Des luttes dignes du 16e siècle

Clarence House aurait ainsi été surnommée par un ancien de cette maison, «Wolf Hall», qui est le titre du roman d'Hilary Mantel publié en 2009 et décrivant la cour d'Henri VIII au 16e siècle, connue pour sa brutalité et ses fourbes intrigues, apprend-on dans ce livre écrit par Catherine Mayer.

«La vie à la cour et ses ramifications peuvent être tout aussi brutales qu'à l'époque où une tapisserie cachait un assassin», relate le livre.

L'auteur -- qui a basé son ouvrage sur des entretiens avec Charles lui-même ainsi qu'avec des amis, des courtisans et des critiques de ce dernier -- juge que le fils de la reine Elizabeth II s'entoure de gens qui lui disent uniquement ce qu'il veut entendre.

Un Prince écartelé entre bonheur et désespoir

Le futur roi, âgé de 66 ans, «n'a pas toujours choisi judicieusement ses conseillers», estime Catherine Mayer. «Il est difficile de savoir à qui faire confiance, les flatteries étant plus abondantes que les franches vérités».
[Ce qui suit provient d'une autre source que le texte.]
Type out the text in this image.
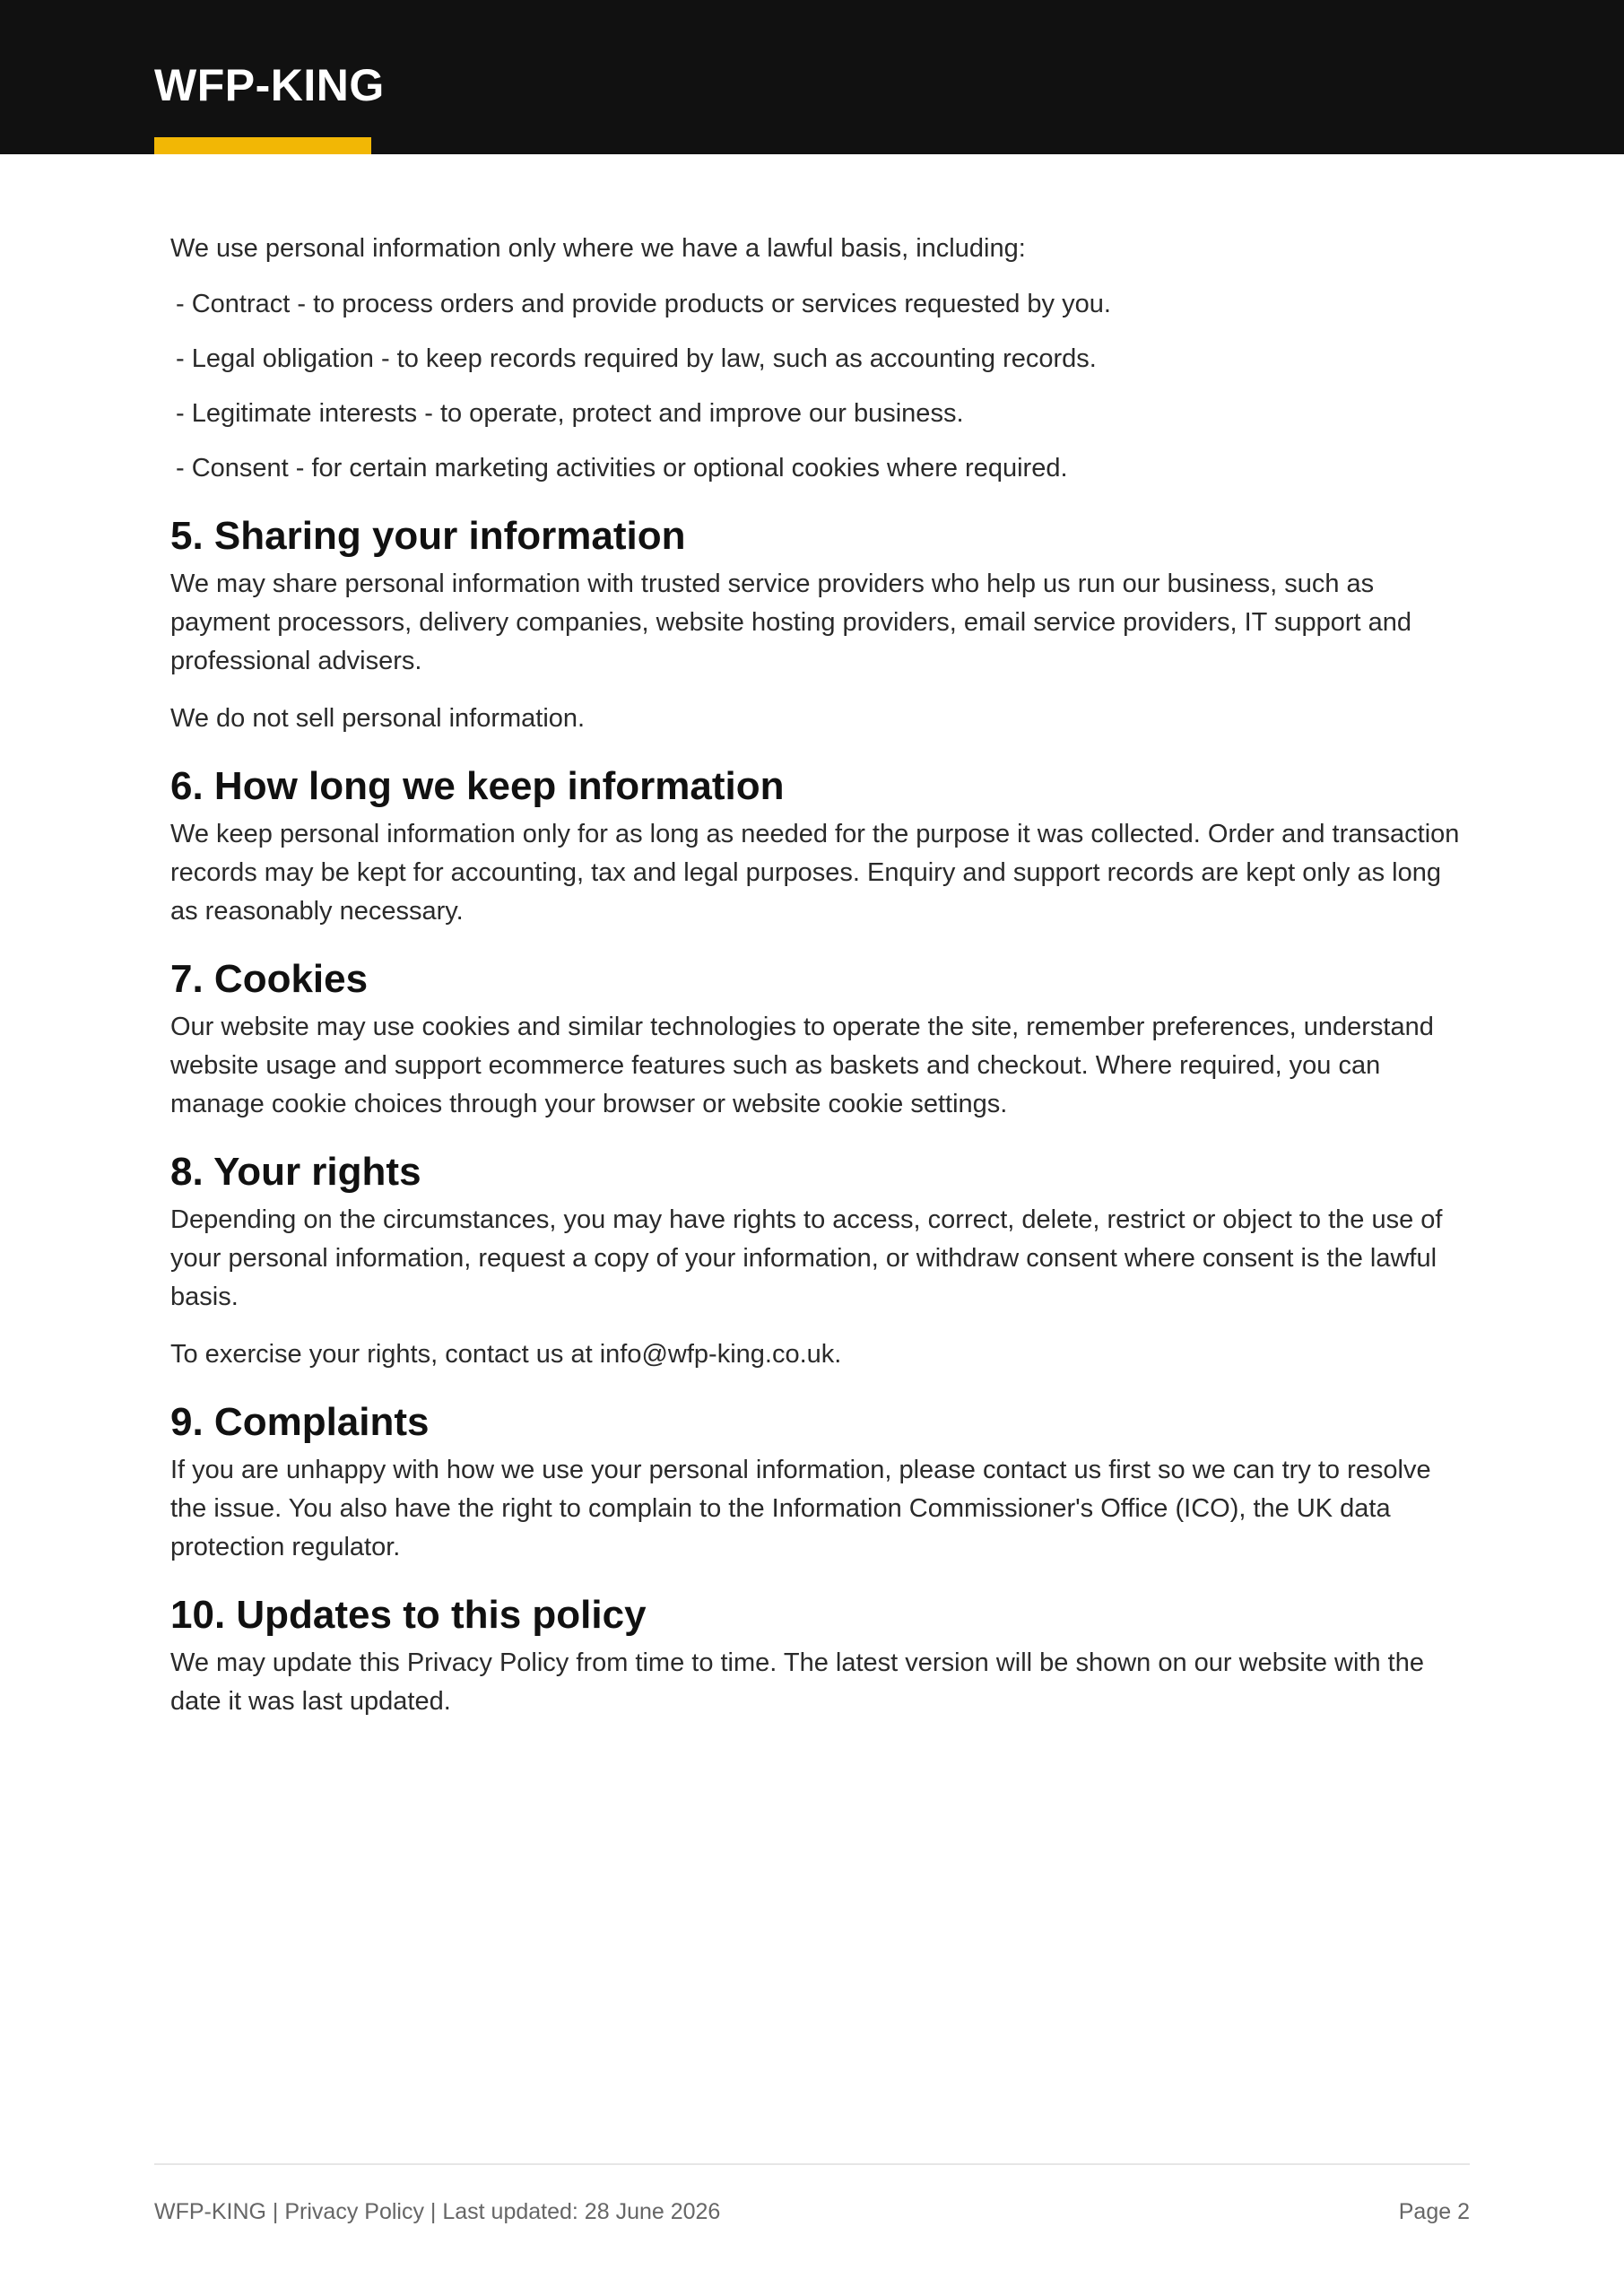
WFP-KING

We use personal information only where we have a lawful basis, including:

- Contract - to process orders and provide products or services requested by you.
- Legal obligation - to keep records required by law, such as accounting records.
- Legitimate interests - to operate, protect and improve our business.
- Consent - for certain marketing activities or optional cookies where required.
5. Sharing your information

We may share personal information with trusted service providers who help us run our business, such as payment processors, delivery companies, website hosting providers, email service providers, IT support and professional advisers.

We do not sell personal information.

6. How long we keep information

We keep personal information only for as long as needed for the purpose it was collected. Order and transaction records may be kept for accounting, tax and legal purposes. Enquiry and support records are kept only as long as reasonably necessary.

7. Cookies

Our website may use cookies and similar technologies to operate the site, remember preferences, understand website usage and support ecommerce features such as baskets and checkout. Where required, you can manage cookie choices through your browser or website cookie settings.

8. Your rights

Depending on the circumstances, you may have rights to access, correct, delete, restrict or object to the use of your personal information, request a copy of your information, or withdraw consent where consent is the lawful basis.

To exercise your rights, contact us at info@wfp-king.co.uk.

9. Complaints

If you are unhappy with how we use your personal information, please contact us first so we can try to resolve the issue. You also have the right to complain to the Information Commissioner's Office (ICO), the UK data protection regulator.

10. Updates to this policy

We may update this Privacy Policy from time to time. The latest version will be shown on our website with the date it was last updated.

WFP-KING | Privacy Policy | Last updated: 28 June 2026	Page 2
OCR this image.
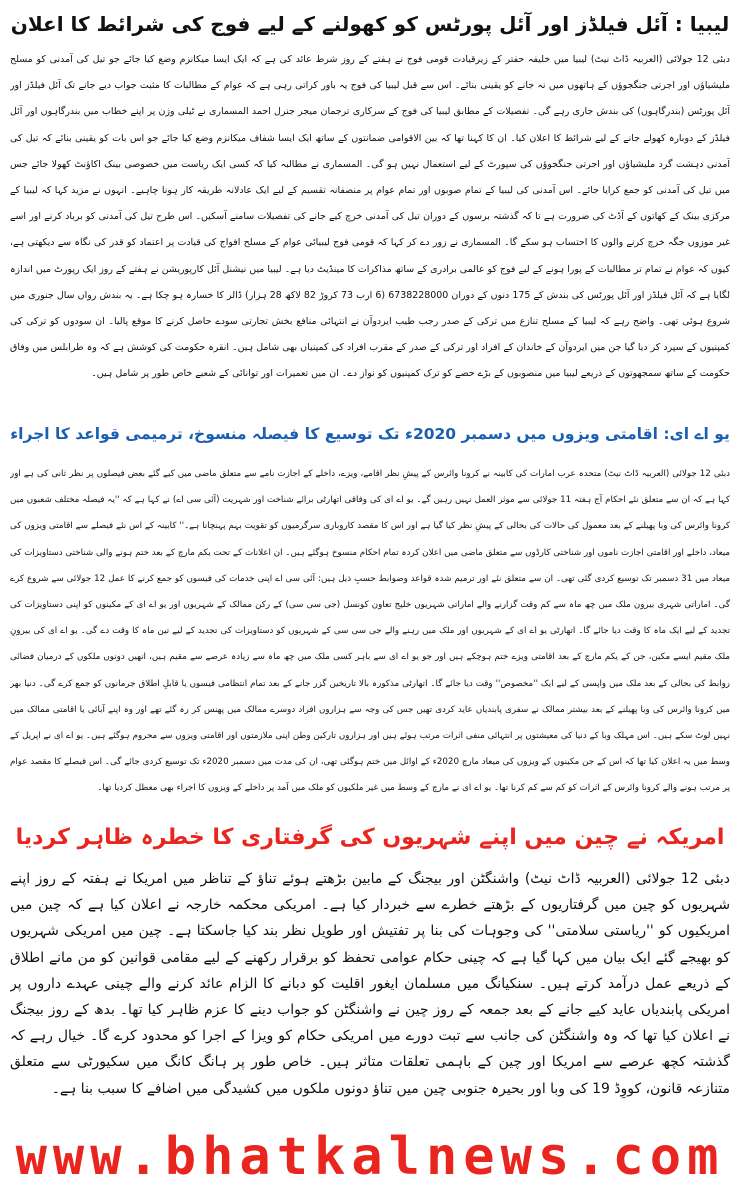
لیبیا : آئل فیلڈز اور آئل پورٹس کو کھولنے کے لیے فوج کی شرائط کا اعلان
دبئی 12 جولائی (العربیہ ڈاٹ نیٹ) لیبیا میں خلیفہ حفتر کے زیرقیادت قومی فوج نے ہفتے کے روز شرط عائد کی ہے کہ ایک ایسا میکانزم وضع کیا جائے جو تیل کی آمدنی کو مسلح ملیشیاؤں اور اجرتی جنگجوؤں کے ہاتھوں میں نہ جانے کو یقینی بنائے۔ اس سے قبل لیبیا کی فوج یہ باور کراتی رہی ہے کہ عوام کے مطالبات کا مثبت جواب دیے جانے تک آئل فیلڈز اور آئل پورٹس (بندرگاہوں) کی بندش جاری رہے گی۔ تفصیلات کے مطابق لیبیا کی فوج کے سرکاری ترجمان میجر جنرل احمد المسماری نے ٹیلی وژن پر اپنے خطاب میں بندرگاہوں اور آئل فیلڈز کے دوبارہ کھولے جانے کے لیے شرائط کا اعلان کیا۔ ان کا کہنا تھا کہ بین الاقوامی ضمانتوں کے ساتھ ایک ایسا شفاف میکانزم وضع کیا جائے جو اس بات کو یقینی بنائے کہ تیل کی آمدنی دہشت گرد ملیشیاؤں اور اجرتی جنگجوؤں کی سپورٹ کے لیے استعمال نہیں ہو گی۔ المسماری نے مطالبہ کیا کہ کسی ایک ریاست میں خصوصی بینک اکاؤنٹ کھولا جائے جس میں تیل کی آمدنی کو جمع کرایا جائے۔ اس آمدنی کی لیبیا کے تمام صوبوں اور تمام عوام پر منصفانہ تقسیم کے لیے ایک عادلانہ طریقہ کار ہونا چاہیے۔ انہوں نے مزید کہا کہ لیبیا کے مرکزی بینک کے کھاتوں کے آڈٹ کی ضرورت ہے تا کہ گذشتہ برسوں کے دوران تیل کی آمدنی خرچ کیے جانے کی تفصیلات سامنے آسکیں۔ اس طرح تیل کی آمدنی کو برباد کرنے اور اسے غیر موزوں جگہ خرچ کرنے والوں کا احتساب ہو سکے گا۔ المسماری نے زور دے کر کہا کہ قومی فوج لیبیائی عوام کے مسلح افواج کی قیادت پر اعتماد کو قدر کی نگاہ سے دیکھتی ہے، کیوں کہ عوام نے تمام تر مطالبات کے پورا ہونے کے لیے فوج کو عالمی برادری کے ساتھ مذاکرات کا مینڈیٹ دیا ہے۔ لیبیا میں نیشنل آئل کارپوریشن نے ہفتے کے روز ایک رپورٹ میں اندازہ لگایا ہے کہ آئل فیلڈز اور آئل پورٹس کی بندش کے 175 دنوں کے دوران 6738228000 (6 ارب 73 کروڑ 82 لاکھ 28 ہزار) ڈالر کا خسارہ ہو چکا ہے۔ یہ بندش رواں سال جنوری میں شروع ہوئی تھی۔ واضح رہے کہ لیبیا کے مسلح تنازع میں ترکی کے صدر رجب طیب ایردوآن نے انتہائی منافع بخش تجارتی سودے حاصل کرنے کا موقع پالیا۔ ان سودوں کو ترکی کی کمپنیوں کے سپرد کر دیا گیا جن میں ایردوآن کے خاندان کے افراد اور ترکی کے صدر کے مقرب افراد کی کمپنیاں بھی شامل ہیں۔ انقرہ حکومت کی کوشش ہے کہ وہ طرابلس میں وفاق حکومت کے ساتھ سمجھوتوں کے ذریعے لیبیا میں منصوبوں کے بڑے حصے کو ترک کمپنیوں کو نواز دے۔ ان میں تعمیرات اور توانائی کے شعبے خاص طور پر شامل ہیں۔
یو اے ای: اقامتی ویزوں میں دسمبر 2020ء تک توسیع کا فیصلہ منسوخ، ترمیمی قواعد کا اجراء
دبئی 12 جولائی (العربیہ ڈاٹ نیٹ) متحدہ عرب امارات کی کابینہ نے کرونا وائرس کے پیشِ نظر اقامے، ویزے، داخلے کے اجازت نامے سے متعلق ماضی میں کیے گئے بعض فیصلوں پر نظر ثانی کی ہے اور کہا ہے کہ ان سے متعلق نئے احکام آج ہفتہ 11 جولائی سے موثر العمل نہیں رہیں گے۔ یو اے ای کی وفاقی اتھارٹی برائے شناخت اور شہریت (آئی سی اے) نے کہا ہے کہ ''یہ فیصلہ مختلف شعبوں میں کرونا وائرس کی وبا پھیلنے کے بعد معمول کی حالات کی بحالی کے پیشِ نظر کیا گیا ہے اور اس کا مقصد کاروباری سرگرمیوں کو تقویت بہم پہنچانا ہے۔'' کابینہ کے اس نئے فیصلے سے اقامتی ویزوں کی میعاد، داخلے اور اقامتی اجازت ناموں اور شناختی کارڈوں سے متعلق ماضی میں اعلان کردہ تمام احکام منسوخ ہوگئے ہیں۔ ان اعلانات کے تحت یکم مارچ کے بعد ختم ہونے والی شناختی دستاویزات کی میعاد میں 31 دسمبر تک توسیع کردی گئی تھی۔ ان سے متعلق نئے اور ترمیم شدہ قواعد وضوابط حسبِ ذیل ہیں: آئی سی اے اپنی خدمات کی فیسوں کو جمع کرنے کا عمل 12 جولائی سے شروع کرے گی۔ اماراتی شہری بیرون ملک میں چھ ماہ سے کم وقت گزارنے والے اماراتی شہریوں خلیج تعاون کونسل (جی سی سی) کے رکن ممالک کے شہریوں اور یو اے ای کے مکینوں کو اپنی دستاویزات کی تجدید کے لیے ایک ماہ کا وقت دیا جائے گا۔ اتھارٹی یو اے ای کے شہریوں اور ملک میں رہنے والے جی سی سی کے شہریوں کو دستاویزات کی تجدید کے لیے تین ماہ کا وقت دے گی۔ یو اے ای کی بیرونِ ملک مقیم ایسے مکین، جن کے یکم مارچ کے بعد اقامتی ویزے ختم ہوچکے ہیں اور جو یو اے ای سے باہر کسی ملک میں چھ ماہ سے زیادہ عرصے سے مقیم ہیں، انھیں دونوں ملکوں کے درمیان فضائی روابط کی بحالی کے بعد ملک میں واپسی کے لیے ایک ''مخصوص'' وقت دیا جائے گا۔ اتھارٹی مذکورہ بالا تاریخیں گزر جانے کے بعد تمام انتظامی فیسوں یا قابلِ اطلاق جرمانوں کو جمع کرے گی۔ دنیا بھر میں کرونا وائرس کی وبا پھیلنے کے بعد بیشتر ممالک نے سفری پابندیاں عاید کردی تھیں جس کی وجہ سے ہزاروں افراد دوسرے ممالک میں پھنس کر رہ گئے تھے اور وہ اپنے آبائی یا اقامتی ممالک میں نہیں لوٹ سکے ہیں۔ اس مہلک وبا کے دنیا کی معیشتوں پر انتہائی منفی اثرات مرتب ہوئے ہیں اور ہزاروں تارکین وطن اپنی ملازمتوں اور اقامتی ویزوں سے محروم ہوگئے ہیں۔ یو اے ای نے اپریل کے وسط میں یہ اعلان کیا تھا کہ اس کے جن مکینوں کے ویزوں کی میعاد مارچ 2020ء کے اوائل میں ختم ہوگئی تھی، ان کی مدت میں دسمبر 2020ء تک توسیع کردی جائے گی۔ اس فیصلے کا مقصد عوام پر مرتب ہونے والے کرونا وائرس کے اثرات کو کم سے کم کرنا تھا۔ یو اے ای نے مارچ کے وسط میں غیر ملکیوں کو ملک میں آمد پر داخلے کے ویزوں کا اجراء بھی معطل کردیا تھا۔
امریکہ نے چین میں اپنے شہریوں کی گرفتاری کا خطرہ ظاہر کردیا
دبئی 12 جولائی (العربیہ ڈاٹ نیٹ) واشنگٹن اور بیجنگ کے مابین بڑھتے ہوئے تناؤ کے تناظر میں امریکا نے ہفتہ کے روز اپنے شہریوں کو چین میں گرفتاریوں کے بڑھتے خطرے سے خبردار کیا ہے۔ امریکی محکمہ خارجہ نے اعلان کیا ہے کہ چین میں امریکیوں کو ''ریاستی سلامتی'' کی وجوہات کی بنا پر تفتیش اور طویل نظر بند کیا جاسکتا ہے۔ چین میں امریکی شہریوں کو بھیجے گئے ایک بیان میں کہا گیا ہے کہ چینی حکام عوامی تحفظ کو برقرار رکھنے کے لیے مقامی قوانین کو من مانے اطلاق کے ذریعے عمل درآمد کرتے ہیں۔ سنکیانگ میں مسلمان ایغور اقلیت کو دبانے کا الزام عائد کرنے والے چینی عہدے داروں پر امریکی پابندیاں عاید کیے جانے کے بعد جمعہ کے روز چین نے واشنگٹن کو جواب دینے کا عزم ظاہر کیا تھا۔ بدھ کے روز بیجنگ نے اعلان کیا تھا کہ وہ واشنگٹن کی جانب سے تبت دورے میں امریکی حکام کو ویزا کے اجرا کو محدود کرے گا۔ خیال رہے کہ گذشتہ کچھ عرصے سے امریکا اور چین کے باہمی تعلقات متاثر ہیں۔ خاص طور پر ہانگ کانگ میں سکیورٹی سے متعلق متنازعہ قانون، کووِڈ 19 کی وبا اور بحیرہ جنوبی چین میں تناؤ دونوں ملکوں میں کشیدگی میں اضافے کا سبب بنا ہے۔
www.bhatkalnews.com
«Ce facteur, combiné à son éternel manque d'assurance, explique que (Charles) ne croit pas toujours mériter les compliments qu'on lui fait, tandis que les critiques ont le pouvoir de le jeter dans le désespoir», développe-t-elle.

Selon l'éditeur WH Allen, le livre révèle un homme «proche du bonheur mais toujours angoissé» avec des «opinions passionnées, ce qui signifie qu'il ne sera jamais aussi distant et impartial que sa mère» lorsqu'il montera sur le trône.